Fin mars, notre groupe 127 d'Amnesty (Eghezée, Hannut, La Bruyère, Wasseiges), a présenté dans la salle communale de Rhisnes, une exposition d'une cinquantaine de photos captées par de grands professionnels un peu partout dans le monde. Objectif : sensibiliser les jeunes aux ravages occasionnés par la violence, les encourager à opter pour le dialogue.

Ce projet avait reçu un accueil enthousiaste auprès des autorités communales qui ont fourni toute l'aide nécessaire (local, matériel, bus...), ainsi qu'auprès des directeurs et enseignants : tous les élèves de 5e et 6e de l'enseignement fondamental de l'entité, communal et libre, ont participé.

Les membres du Collège ont, d'ailleurs, voulu souligner leur intérêt à l'occasion d'une « visite officielle » le mercredi 22 mars 2017.

Les enfants ont pu réaliser combien ils étaient privilégiés dans leur vie de tous les jours et dans leur vie scolaire. Ils ont pu mieux comprendre le malheur d'être discriminé à cause de sa couleur de peau, de sa religion, de son groupe ethnique, de sa féminité... Ils ont découvert que la guerre n'est pas un jeu-vidéo, mais un fléau pour les soldats, comme pour les civils, spécialement les vieillards, les femmes, les enfants. Et qu'elle laissait d'épouvantables séquelles physiques et morales. Ils ont entrevu ce qu'est la tyrannie imposée par la terreur et la cruauté. Ils ont enfin adressé un message d'encouragement à Teodora, que notre groupe 127 a adoptée et dont nous tentons d'obtenir la libération avec d'autres groupes d'Amnesty. Cette jeune Salvadorienne est condamnée à 30 années d'emprisonnement pour une fausse couche survenue sur le lieu du travail et dont les autorités ont estimé qu'il s'agissait d'un avortement. Trente années : vous avez bien lu ! Son cas est exemplatif car une trentaine de salvadoriennes subissent un emprisonnement prolongé pour le même motif. Sous la pression d'Amnesty, l'une d'entre elles a déjà été libérée et la loi adoucie. A force de lettres, pétitions et manifestations, nous espérons obtenir la libération de toutes.

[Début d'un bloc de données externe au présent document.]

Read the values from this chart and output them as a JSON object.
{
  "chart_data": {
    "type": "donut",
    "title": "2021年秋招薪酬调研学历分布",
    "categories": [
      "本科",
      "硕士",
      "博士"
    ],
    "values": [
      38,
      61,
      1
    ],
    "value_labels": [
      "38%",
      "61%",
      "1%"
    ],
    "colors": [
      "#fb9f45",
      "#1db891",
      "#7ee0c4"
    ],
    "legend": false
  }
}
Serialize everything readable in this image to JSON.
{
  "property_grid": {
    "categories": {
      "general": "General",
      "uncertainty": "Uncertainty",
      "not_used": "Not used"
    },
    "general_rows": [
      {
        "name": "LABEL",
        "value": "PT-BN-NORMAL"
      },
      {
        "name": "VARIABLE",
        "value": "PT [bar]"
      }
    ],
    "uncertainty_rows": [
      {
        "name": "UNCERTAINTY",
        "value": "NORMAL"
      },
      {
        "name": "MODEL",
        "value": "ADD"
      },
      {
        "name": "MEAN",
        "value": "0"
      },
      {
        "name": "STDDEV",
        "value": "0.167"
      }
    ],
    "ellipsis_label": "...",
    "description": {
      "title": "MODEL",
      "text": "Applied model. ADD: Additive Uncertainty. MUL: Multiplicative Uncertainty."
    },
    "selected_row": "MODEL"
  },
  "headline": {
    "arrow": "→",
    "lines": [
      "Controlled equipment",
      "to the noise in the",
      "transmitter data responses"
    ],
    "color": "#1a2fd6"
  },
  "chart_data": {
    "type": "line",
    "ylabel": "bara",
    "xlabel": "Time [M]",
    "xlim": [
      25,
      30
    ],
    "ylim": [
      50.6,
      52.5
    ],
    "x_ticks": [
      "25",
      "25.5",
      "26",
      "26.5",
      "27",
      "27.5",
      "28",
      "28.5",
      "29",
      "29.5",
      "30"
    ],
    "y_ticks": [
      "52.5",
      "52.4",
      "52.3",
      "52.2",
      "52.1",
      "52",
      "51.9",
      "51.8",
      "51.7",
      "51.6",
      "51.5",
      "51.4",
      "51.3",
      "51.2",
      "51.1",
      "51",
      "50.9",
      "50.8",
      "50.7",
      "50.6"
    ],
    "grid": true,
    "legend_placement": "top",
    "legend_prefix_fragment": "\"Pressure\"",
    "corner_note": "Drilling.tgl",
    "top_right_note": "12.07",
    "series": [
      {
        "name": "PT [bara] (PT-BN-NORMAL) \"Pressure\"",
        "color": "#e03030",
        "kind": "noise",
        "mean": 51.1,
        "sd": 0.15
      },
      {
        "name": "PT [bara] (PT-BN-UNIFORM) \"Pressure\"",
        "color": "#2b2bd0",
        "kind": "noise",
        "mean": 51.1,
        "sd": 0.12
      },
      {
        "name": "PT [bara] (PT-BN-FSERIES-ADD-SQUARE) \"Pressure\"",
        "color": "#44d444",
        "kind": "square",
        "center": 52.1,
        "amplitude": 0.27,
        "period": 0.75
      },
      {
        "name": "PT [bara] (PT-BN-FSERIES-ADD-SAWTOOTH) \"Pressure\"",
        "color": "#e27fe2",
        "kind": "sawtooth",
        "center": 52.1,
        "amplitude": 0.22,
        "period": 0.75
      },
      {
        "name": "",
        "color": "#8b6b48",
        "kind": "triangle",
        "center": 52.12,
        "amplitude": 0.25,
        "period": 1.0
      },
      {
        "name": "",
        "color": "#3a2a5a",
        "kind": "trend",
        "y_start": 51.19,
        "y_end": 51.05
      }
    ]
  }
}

Il me reste à remercier chaleureusement les autorités communales, les directions et les enseignants pour leur appui ...et les élèves pour leur vif intérêt.


Mathématique et violence

La mathématique peut s'apprendre un peu à la maison (1,2,3...), beaucoup à l'école. Hélas, la violence aussi peut s'apprendre. Parfois à la maison, parfois à l'école. « Si quelqu'un t'embête, tu le frappes ! », entend-on malheureusement. « Si tu ne veux pas, je te casse la g... à la récré », dit la chanson. Des risques de conflits que les enseignants connaissent bien.

Puis cette agressivité peut se poursuivre à l'âge adulte, menace pour l'ordre public que les responsables politiques connaissent bien.Car un enfant battu risque de devenir un père batteur. Et si un papa se croit autorisé, comme il dit, à « corriger maman », le fils pourrait se révéler phallocrate et violent.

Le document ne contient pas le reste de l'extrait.